Okay, I get that this is not an original idea; every motivational speaker or self-help author says some version of this at some point. So I don’t know why it took me almost 5 decades to really figure this out. But until this point, I’ve chosen my new year’s resolutions pretty haphazardly, and I’ve rarely been able to stick to them. Resolutions are hard because they involve change—and I have never been very good about embracing change. It takes me a long time to warm up to new ways of doing things.
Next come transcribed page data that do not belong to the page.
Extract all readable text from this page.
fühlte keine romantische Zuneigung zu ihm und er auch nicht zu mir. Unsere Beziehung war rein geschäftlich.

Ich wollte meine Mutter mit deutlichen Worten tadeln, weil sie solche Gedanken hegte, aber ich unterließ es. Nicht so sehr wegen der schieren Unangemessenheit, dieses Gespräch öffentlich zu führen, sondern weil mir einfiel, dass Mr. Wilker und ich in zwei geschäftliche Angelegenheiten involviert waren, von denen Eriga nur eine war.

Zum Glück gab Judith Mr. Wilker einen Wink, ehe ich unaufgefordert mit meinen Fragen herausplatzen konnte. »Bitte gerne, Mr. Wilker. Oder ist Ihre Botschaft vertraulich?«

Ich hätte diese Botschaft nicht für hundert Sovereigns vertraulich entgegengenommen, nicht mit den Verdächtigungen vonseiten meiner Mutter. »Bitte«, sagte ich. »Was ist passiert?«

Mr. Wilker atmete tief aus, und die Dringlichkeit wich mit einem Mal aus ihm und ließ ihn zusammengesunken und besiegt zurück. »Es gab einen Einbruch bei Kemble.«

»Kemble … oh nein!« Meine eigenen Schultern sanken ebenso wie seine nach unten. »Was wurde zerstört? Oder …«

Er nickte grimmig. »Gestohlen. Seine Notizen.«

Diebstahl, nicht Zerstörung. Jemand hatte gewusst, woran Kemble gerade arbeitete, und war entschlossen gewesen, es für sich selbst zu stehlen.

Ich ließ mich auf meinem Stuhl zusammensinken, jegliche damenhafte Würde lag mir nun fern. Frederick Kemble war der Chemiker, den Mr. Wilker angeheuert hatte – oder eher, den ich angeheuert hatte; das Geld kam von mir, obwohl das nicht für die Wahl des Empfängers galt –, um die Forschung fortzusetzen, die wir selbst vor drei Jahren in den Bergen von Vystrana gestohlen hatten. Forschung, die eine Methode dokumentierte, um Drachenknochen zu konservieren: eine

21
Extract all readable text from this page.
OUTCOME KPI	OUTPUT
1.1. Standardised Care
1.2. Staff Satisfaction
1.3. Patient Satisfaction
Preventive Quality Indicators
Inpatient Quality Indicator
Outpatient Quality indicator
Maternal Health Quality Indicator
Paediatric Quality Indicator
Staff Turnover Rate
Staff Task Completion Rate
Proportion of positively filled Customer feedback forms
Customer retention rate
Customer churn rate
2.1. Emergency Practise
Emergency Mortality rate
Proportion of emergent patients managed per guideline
But I think as I’m getting older, I’m getting both wiser and bolder. Looking back over the past decade, I can see clearly that I have made a lot of positive changes in my life, and most of them happened one baby step at a time. I’ve learned to recognize when something needs to change, and I’ve learned to take action rather than waiting on change to happen on its own. Now that I understand this, I’m excited to see where the 20s take me as I move toward 2030 with real intention!